Ainda assim, cada personagem, por muito secundária que seja, tem a sua própria jornada e apelo emocional, e é possível conhecer cada uma, mesmo que através de pequenos, mas significativos, momentos. É clara a paixão do criador Christopher Storer pelo seu guião e pela história que quer contar.
The Bear tem um tom muito próprio e marcante, e um nível de energia que seria impossível de manter, não fosse a sua escrita tão rigorosa e o seu elenco tão capaz. Os temas do luto e da superação emocional são elevados por uma mescla entre o hiper-realismo do ambiente sujo e caótico de um restaurante de bairro perto de falir, e o surrealismo do mundo subjetivo de Carmy, ao qual os espectadores têm acesso pontualmente através de sonhos e visões que nos permitem não só entender, como sentir na pele, as ansiedades e medos desta personagem.
E, para os amantes de cozinha, fica a ressalva de que, para todos os grandes planos da cozinha imunda, com comida caída no chão, há um igual número de imagens hipnotizantes de pratos verdadeiramente deliciosos.
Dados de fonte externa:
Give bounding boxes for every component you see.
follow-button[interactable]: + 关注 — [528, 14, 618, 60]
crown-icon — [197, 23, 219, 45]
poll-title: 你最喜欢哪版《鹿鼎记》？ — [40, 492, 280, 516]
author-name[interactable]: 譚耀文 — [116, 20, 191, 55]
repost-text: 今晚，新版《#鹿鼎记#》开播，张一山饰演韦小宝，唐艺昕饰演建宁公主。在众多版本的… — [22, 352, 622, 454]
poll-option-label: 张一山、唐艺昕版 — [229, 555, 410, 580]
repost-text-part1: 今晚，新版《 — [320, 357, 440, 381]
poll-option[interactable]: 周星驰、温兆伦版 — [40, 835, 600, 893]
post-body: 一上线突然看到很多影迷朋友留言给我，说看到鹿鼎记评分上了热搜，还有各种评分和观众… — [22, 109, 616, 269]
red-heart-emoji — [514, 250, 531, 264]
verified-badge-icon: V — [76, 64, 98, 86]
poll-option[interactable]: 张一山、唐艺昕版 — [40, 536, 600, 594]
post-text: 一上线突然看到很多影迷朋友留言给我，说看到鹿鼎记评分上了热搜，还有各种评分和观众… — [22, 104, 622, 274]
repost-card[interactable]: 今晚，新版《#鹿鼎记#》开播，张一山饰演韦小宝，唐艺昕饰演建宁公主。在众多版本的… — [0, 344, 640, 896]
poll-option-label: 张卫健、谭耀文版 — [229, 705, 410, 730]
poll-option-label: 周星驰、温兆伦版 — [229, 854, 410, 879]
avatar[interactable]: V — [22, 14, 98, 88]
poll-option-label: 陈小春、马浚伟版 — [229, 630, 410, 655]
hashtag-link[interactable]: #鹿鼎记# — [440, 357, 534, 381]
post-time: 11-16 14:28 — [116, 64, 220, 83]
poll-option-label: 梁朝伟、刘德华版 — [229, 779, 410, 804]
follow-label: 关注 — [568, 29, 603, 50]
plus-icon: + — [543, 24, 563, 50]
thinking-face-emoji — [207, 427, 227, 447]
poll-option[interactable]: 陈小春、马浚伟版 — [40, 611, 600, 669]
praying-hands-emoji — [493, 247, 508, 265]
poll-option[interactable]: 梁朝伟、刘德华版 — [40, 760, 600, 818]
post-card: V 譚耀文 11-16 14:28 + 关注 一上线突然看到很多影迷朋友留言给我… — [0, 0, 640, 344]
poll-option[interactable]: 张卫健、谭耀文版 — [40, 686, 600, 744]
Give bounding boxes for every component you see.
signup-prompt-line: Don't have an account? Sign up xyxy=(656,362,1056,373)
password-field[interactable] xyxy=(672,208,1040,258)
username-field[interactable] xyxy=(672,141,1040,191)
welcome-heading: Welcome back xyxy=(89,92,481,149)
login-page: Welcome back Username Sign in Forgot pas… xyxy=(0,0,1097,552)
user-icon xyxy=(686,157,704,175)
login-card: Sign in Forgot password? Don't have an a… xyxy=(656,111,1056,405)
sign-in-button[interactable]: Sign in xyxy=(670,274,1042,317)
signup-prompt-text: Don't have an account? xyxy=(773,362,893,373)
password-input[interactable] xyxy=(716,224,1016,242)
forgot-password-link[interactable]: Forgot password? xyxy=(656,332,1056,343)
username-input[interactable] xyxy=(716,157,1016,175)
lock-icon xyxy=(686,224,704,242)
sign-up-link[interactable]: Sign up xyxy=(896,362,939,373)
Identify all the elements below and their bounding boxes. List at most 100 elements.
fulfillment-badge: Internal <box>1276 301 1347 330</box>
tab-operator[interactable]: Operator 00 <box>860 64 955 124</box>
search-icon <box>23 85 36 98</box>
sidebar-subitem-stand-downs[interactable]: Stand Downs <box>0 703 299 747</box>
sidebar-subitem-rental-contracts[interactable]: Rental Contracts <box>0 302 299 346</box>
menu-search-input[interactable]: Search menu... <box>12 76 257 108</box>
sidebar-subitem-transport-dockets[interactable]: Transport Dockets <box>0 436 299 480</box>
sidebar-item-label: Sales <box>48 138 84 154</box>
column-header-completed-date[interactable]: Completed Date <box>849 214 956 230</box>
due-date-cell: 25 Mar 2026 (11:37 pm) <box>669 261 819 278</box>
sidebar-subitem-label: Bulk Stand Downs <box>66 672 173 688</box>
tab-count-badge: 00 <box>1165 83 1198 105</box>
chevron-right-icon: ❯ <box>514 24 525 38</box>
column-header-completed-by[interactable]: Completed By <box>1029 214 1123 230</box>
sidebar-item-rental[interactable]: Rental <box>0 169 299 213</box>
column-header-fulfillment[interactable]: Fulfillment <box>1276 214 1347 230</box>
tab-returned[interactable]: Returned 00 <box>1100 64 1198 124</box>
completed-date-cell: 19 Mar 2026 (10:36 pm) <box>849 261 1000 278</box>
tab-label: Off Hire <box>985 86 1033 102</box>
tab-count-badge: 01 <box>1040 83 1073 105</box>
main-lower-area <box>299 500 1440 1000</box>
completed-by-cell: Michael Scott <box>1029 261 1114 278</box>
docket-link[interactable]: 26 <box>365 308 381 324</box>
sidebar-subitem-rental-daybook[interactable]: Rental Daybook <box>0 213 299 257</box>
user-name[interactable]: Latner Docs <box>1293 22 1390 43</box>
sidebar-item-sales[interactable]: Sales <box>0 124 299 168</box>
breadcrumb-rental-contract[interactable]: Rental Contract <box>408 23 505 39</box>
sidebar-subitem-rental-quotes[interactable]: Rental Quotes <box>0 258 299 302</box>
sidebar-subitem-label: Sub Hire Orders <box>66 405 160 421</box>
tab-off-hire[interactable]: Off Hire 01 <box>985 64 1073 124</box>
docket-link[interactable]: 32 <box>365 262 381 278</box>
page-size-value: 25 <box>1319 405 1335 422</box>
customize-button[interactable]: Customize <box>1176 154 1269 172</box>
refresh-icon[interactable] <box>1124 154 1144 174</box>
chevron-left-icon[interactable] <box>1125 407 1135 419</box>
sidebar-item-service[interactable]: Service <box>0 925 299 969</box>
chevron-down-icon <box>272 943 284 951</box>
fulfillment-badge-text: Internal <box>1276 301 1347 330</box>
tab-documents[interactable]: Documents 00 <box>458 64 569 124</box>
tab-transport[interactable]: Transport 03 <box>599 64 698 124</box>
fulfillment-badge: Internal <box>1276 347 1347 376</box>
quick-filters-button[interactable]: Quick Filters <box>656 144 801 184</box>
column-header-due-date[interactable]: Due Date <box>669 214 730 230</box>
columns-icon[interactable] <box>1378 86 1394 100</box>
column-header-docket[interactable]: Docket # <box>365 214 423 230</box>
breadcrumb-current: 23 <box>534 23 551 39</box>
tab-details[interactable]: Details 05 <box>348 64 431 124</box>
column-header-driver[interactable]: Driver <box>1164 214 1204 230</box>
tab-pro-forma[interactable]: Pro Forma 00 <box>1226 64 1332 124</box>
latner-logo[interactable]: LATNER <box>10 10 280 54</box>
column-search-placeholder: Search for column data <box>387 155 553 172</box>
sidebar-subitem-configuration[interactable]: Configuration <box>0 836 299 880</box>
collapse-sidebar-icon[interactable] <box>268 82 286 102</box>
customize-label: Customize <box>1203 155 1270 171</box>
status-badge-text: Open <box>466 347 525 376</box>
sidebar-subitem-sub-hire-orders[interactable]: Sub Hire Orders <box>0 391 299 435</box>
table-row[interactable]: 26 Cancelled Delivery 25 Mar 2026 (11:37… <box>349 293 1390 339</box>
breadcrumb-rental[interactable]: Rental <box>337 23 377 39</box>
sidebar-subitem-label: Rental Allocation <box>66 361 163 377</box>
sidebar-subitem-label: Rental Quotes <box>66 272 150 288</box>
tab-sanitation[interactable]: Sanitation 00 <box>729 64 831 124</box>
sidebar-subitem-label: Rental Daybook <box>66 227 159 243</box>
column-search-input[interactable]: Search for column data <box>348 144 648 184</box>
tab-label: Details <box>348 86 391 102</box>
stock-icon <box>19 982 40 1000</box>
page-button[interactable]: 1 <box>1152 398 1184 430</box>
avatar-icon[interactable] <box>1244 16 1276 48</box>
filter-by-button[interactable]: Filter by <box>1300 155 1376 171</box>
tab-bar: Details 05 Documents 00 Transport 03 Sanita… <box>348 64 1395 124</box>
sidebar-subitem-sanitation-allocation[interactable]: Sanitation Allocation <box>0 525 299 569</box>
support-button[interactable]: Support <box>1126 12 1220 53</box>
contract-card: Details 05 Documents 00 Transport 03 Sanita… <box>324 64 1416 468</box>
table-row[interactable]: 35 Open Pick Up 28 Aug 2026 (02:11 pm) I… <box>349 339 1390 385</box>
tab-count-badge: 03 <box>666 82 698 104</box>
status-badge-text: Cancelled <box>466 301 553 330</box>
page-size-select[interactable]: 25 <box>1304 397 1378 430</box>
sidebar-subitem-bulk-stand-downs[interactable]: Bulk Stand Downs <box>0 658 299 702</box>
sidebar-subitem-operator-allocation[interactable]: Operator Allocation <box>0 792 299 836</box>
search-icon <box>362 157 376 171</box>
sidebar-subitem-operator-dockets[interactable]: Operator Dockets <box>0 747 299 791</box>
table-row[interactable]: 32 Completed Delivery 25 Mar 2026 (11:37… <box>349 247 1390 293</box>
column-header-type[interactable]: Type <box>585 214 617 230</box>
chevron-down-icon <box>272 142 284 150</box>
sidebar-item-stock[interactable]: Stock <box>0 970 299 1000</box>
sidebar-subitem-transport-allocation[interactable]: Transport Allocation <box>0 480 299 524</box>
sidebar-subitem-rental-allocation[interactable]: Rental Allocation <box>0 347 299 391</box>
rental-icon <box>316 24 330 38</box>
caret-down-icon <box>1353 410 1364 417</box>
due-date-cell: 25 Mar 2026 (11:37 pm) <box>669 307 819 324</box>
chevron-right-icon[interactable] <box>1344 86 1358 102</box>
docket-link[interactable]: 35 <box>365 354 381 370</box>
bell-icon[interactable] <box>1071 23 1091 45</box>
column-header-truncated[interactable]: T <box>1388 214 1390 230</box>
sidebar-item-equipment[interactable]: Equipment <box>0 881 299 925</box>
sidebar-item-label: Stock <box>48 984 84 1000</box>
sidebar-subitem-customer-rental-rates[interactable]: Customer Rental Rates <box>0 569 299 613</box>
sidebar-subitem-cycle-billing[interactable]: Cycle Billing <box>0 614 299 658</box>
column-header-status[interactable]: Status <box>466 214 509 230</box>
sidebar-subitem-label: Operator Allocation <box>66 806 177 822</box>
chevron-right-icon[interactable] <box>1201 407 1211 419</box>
Esta mestria cinemática atinge o seu auge no penúltimo episódio da temporada que recorre a um one shot take para representar a tal explosão que era ameaçada desde o início. Um mecanismo que não serve, aqui, só, de artimanha artística, mas que faz a audiência sentir a completa ausência de repouso de uma cozinha em ebulição. Se as personagens não têm tempo para respirar, porque é que o espectador haveria de ter?
Nos seus detalhes, The Bear é também uma carta de amor à cidade de Chicago (outro fator que partilha com Shameless, fazendo-o, no entanto, infinitamente melhor). Tanto na sua banda sonora, e nos apontamentos históricos em pano de fundo, como no próprio “The Original Beef of Chicagoland” que vende as típicas sandes de carne italianas, criadas pela diáspora italiana na “Windy City” dos anos 30, a série está permeada por uma aura nostálgica que celebra a cultura que a criou.
The Bear já foi renovada para uma segunda temporada. Algo que, graças à incrível qualidade desta série, deve ser celebrado. No entanto, fica o receio de que esta seja, na verdade, daquelas histórias que funcionam melhor quando circunscritas numa só temporada. Só o futuro dirá.